This project focuses on predicting apartment prices in a specific European region using advanced machine learning techniques. The dataset contains detailed apartment attributes, including size, number of rooms, floor information, building year, distances to nearby amenities, and neighborhood characteristics. The goal is to build a robust regression model that accurately estimates apartment prices (price_z) based on these predictors.
This regression problem reflects a real-world scenario, where accurate property valuation is critical for buyers, sellers, real estate agencies, and urban planners. The developed model can provide quick, data-driven price estimates, account for local market dynamics, and assist in investment or policy decisions.
The dataset consists of:
- Training set: 156,454 observations with 34 features + target (
price_z) - Test set: 39,114 observations with 33 features (target not included)
Key features include: apartment size (dim_m2), number of rooms (n_rooms), building characteristics, distances to amenities, ownership type, condition, and additional synthetic indicators such as market_volatility, infrastructure_quality, popularity_index, and green_space_ratio.

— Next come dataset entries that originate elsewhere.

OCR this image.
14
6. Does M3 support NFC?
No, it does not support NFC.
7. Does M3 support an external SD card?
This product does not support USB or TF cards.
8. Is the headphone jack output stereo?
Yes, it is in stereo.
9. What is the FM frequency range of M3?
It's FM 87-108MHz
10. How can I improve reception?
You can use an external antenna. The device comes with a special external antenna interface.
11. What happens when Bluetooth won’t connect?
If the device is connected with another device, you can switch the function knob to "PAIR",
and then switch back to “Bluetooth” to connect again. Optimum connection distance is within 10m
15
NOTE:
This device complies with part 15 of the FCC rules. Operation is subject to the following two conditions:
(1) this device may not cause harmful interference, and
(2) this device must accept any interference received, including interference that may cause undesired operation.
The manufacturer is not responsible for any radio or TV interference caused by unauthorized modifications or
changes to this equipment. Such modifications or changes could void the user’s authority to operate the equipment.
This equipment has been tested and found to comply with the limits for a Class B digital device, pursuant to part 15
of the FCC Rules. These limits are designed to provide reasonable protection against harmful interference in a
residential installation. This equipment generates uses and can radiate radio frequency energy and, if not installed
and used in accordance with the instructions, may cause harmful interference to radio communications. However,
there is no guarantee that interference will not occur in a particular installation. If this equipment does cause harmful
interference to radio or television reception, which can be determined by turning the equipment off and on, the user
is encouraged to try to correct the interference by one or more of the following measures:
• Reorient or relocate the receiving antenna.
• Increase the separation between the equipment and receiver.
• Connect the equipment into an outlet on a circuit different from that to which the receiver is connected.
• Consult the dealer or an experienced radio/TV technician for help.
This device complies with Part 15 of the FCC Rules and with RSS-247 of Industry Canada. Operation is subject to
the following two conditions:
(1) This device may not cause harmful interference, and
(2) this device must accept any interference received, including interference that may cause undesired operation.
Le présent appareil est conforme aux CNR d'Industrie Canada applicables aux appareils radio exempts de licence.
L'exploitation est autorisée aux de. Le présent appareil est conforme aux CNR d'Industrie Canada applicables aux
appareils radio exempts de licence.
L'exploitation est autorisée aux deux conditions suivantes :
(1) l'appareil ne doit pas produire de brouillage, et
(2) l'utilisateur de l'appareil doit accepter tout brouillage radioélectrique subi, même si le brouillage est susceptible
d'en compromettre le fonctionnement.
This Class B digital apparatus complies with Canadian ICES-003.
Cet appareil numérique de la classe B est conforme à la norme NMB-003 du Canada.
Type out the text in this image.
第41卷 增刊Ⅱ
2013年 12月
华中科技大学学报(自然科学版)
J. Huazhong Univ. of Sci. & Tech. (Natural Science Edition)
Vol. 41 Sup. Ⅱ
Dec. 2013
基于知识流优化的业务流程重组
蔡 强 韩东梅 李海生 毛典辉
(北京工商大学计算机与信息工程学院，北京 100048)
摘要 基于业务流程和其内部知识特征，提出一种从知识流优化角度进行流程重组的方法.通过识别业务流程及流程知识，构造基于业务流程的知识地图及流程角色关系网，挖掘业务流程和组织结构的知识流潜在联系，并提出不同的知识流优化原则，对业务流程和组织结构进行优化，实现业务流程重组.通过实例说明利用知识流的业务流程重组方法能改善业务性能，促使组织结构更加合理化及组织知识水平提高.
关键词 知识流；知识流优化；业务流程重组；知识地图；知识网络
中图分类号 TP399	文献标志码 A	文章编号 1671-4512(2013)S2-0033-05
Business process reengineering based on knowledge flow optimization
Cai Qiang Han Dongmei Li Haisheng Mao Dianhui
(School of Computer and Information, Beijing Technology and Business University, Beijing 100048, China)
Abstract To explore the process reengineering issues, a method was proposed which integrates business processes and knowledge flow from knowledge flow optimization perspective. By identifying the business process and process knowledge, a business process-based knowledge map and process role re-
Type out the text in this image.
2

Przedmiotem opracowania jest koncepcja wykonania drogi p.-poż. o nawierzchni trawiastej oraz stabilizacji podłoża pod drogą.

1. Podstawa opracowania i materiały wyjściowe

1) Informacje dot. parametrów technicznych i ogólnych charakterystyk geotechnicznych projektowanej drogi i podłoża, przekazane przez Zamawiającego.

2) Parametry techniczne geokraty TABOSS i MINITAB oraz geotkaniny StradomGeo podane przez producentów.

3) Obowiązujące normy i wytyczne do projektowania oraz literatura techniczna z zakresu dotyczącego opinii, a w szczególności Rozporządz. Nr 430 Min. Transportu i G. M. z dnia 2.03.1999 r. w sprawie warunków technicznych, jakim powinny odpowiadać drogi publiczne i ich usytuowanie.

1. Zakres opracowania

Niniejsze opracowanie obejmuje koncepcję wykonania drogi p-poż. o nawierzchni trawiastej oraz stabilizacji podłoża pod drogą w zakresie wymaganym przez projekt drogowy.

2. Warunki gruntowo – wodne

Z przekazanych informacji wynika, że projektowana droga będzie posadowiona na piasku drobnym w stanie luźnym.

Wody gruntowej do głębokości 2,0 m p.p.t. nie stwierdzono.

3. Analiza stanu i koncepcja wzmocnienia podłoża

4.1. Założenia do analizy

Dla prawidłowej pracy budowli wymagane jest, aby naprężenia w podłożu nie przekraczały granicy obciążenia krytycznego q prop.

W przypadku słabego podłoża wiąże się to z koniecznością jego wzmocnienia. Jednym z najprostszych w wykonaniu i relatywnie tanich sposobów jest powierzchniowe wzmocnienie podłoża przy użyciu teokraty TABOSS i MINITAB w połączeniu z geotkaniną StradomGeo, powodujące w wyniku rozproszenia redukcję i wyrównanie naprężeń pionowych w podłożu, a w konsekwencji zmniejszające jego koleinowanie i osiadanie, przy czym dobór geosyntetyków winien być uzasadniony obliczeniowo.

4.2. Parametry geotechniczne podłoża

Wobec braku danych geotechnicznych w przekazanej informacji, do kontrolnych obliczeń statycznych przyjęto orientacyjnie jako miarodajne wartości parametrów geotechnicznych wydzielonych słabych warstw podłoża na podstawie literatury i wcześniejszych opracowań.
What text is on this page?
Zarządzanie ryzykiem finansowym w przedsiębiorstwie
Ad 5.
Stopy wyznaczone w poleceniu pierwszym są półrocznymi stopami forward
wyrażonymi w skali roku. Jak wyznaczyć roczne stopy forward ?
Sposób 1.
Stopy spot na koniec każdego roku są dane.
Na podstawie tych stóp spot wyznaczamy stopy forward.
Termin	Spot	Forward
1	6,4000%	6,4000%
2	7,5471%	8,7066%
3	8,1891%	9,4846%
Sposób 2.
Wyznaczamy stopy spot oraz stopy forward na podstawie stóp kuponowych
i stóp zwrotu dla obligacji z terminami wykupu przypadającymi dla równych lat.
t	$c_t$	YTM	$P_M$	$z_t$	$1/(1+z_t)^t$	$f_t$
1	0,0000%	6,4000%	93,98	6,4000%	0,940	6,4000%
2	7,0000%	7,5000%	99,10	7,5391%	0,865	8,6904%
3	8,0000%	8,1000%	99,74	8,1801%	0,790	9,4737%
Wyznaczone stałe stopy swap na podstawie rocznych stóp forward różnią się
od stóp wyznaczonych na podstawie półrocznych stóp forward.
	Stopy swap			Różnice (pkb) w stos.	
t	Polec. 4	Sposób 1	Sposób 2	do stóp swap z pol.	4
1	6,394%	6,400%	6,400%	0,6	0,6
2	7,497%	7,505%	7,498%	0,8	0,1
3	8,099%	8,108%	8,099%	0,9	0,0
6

The project is organized to reflect a professional workflow: ├── notebooks/ # Separate notebooks for preprocessing, EDA, model building, validation, and testing ├── data/ # Raw and processed datasets ├── src/ │ └── utils/ # Helper functions and pipeline utilities ├── visualizations/ # Plots and charts for EDA and model evaluation ├── models/ # Saved models using pickle ├── pipelines/ # Preprocessing and modeling pipelines ├── README.md └── .gitignore
Version control was managed using Git, and large model computations were performed in Google Colab. Local development and testing were done using VS Code and Jupyter Notebook.
- Missing values handled using KNN imputation.
- Target variable (
price_z) was log-scaled to normalize distribution. - Features standardized using StandardScaler in pipelines.
- Categorical variables encoded for model compatibility.
- Dataset split: 50% train / 25% validation / 25% test to ensure proper evaluation.
The project followed a structured machine learning workflow:
- Pipeline Creation – Preprocessing + model steps were combined into pipelines for reproducibility.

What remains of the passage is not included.